Depending on how the legislative vote goes, Georgia could soon become the first state to zero-out — that is, eliminate — its arts agency, called the Georgia Council for the Arts.
Per the Atlanta Journal-Constitution on Thursday:
The Georgia House on Wednesday passed a $17.8 billion state budget that would wipe out the GCA and transfer nearly $250,000 in granting funds to the Georgia Department of Community Affairs to administer. The GCA operates with a $2.52 million budget this year and would have received $890,735 in Gov. Sonny Perdue’s proposed budget before cuts were required.

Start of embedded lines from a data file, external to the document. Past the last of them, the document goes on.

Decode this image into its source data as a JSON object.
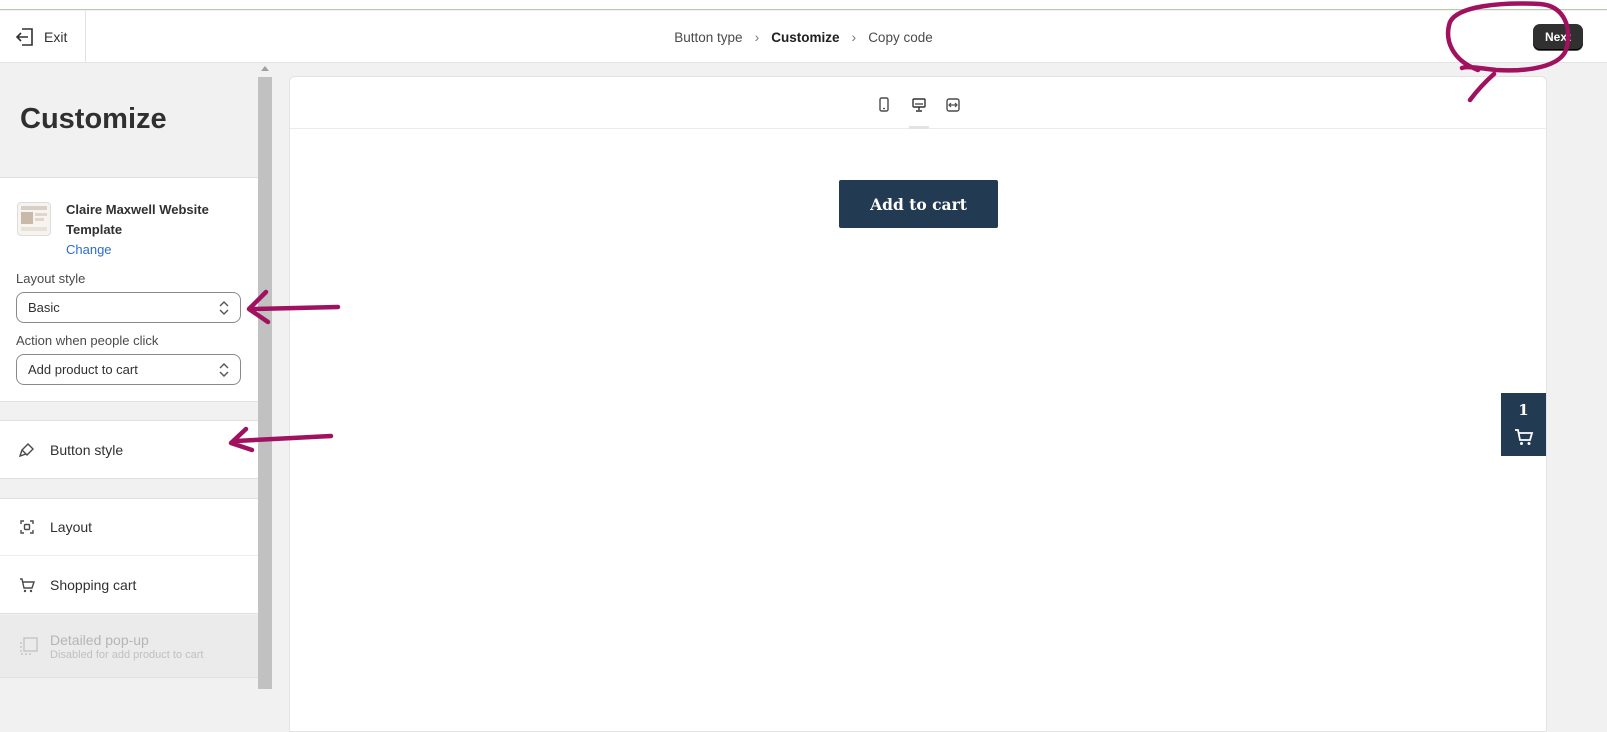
{
  "header": {
    "exit_label": "Exit",
    "breadcrumbs": [
      "Button type",
      "Customize",
      "Copy code"
    ],
    "next_label": "Next"
  },
  "sidebar": {
    "title": "Customize",
    "template": {
      "name": "Claire Maxwell Website Template",
      "change_label": "Change"
    },
    "layout_style": {
      "label": "Layout style",
      "value": "Basic"
    },
    "click_action": {
      "label": "Action when people click",
      "value": "Add product to cart"
    },
    "sections": {
      "button_style": "Button style",
      "layout": "Layout",
      "shopping_cart": "Shopping cart",
      "detailed_popup": "Detailed pop-up",
      "detailed_popup_note": "Disabled for add product to cart"
    }
  },
  "preview": {
    "button_label": "Add to cart",
    "cart_count": "1",
    "devices": [
      "mobile-icon",
      "desktop-icon",
      "fullwidth-icon"
    ]
  },
  "colors": {
    "accent_button": "#233a53",
    "primary_button": "#303030",
    "link": "#2c6ecb",
    "annotation": "#a0125f"
  }
}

The article noted that the very existence of the Georgia Council for the Arts makes it eligible for appropriations from the National Endowment for the Arts — to the now-inconsiderable tune of $900,000:
In a letter to GCA officials, Patrice Walker Powell, NEA Deputy Chairman for Programs and Partnership, wrote, “We would need documentation addressing how the Georgia Department of Community Affairs would fulfill the responsibilities of the NEA Partnership Agreement. If the Department of Community Affairs is unable to carry out the Partnership Agreement, NEA support of $878,3000 for FY 2011 would be jeopardized.”
On Friday, meanwhile, the AJC reported:
A loose coalition of artists plans to show support for the Georgia Council for the Arts by marching from the Rialto Theatre to the Capitol on Monday afternoon.

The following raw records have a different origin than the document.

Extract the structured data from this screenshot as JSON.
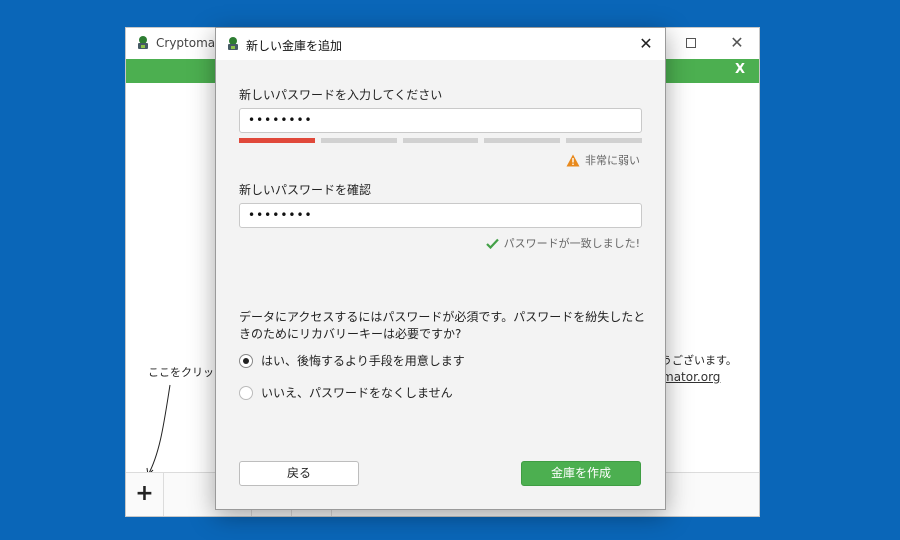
{
  "main_window": {
    "title": "Cryptomato",
    "banner_close": "X",
    "hint_left": "ここをクリックし",
    "hint_right": "うございます。",
    "hint_link": "mator.org",
    "add_button": "+"
  },
  "dialog": {
    "title": "新しい金庫を追加",
    "password_label": "新しいパスワードを入力してください",
    "password_value": "••••••••",
    "strength_level": 1,
    "strength_segments": 5,
    "strength_text": "非常に弱い",
    "confirm_label": "新しいパスワードを確認",
    "confirm_value": "••••••••",
    "match_text": "パスワードが一致しました!",
    "recovery_question": "データにアクセスするにはパスワードが必須です。パスワードを紛失したときのためにリカバリーキーは必要ですか?",
    "option_yes": "はい、後悔するより手段を用意します",
    "option_no": "いいえ、パスワードをなくしません",
    "selected_option": "yes",
    "back_button": "戻る",
    "create_button": "金庫を作成"
  },
  "colors": {
    "desktop": "#0a66b8",
    "accent_green": "#4caf50",
    "strength_weak": "#e0483a",
    "warning_orange": "#e8891c",
    "check_green": "#43a047"
  },
  "icons": {
    "app": "cryptomator-robot-icon",
    "warning": "warning-triangle-icon",
    "match": "checkmark-icon"
  }
}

By late afternoon Friday, the march’s Facebook page (“Artist march on the Capitol”) showed more than 200 supporters had confirmed plans to participate in the march.
Here, for those of you in Atlanta, are the details:
Monday, April 19, 2010
1:00pm – 3:00pm
Start at The Rialto, march to the Capitol.
80 Forsyth Street, NW
Two thoughts on all of this, very quickly.
One: In a recent Arts Advocacy Update on the CFR, I mentioned an article I wrote for Back Stage that included quotes from Rachel May of Atlanta’s Synchronicity Theatre, who discussed the need to educate lawmakers about arts funding. As CFR readers know, I feel the nonprofit business model as it pertains to state arts funding is a mess: For more than 20 years now, each time the winds change direction, north or south, funding goes up or funding goes down, and it’s no way to run a railroad. Yet while I feel that we have remove public appropriations for the arts at the national, state and local level from political interference (and I believe that in states like Georgia this is all very political — as political as fiscal), eliminating a state arts agency is not the way to solve problems, either. And it doesn’t do employment one bit of good.
Second, an update: more than 300 people have signed up to march. The question is what will come out of it.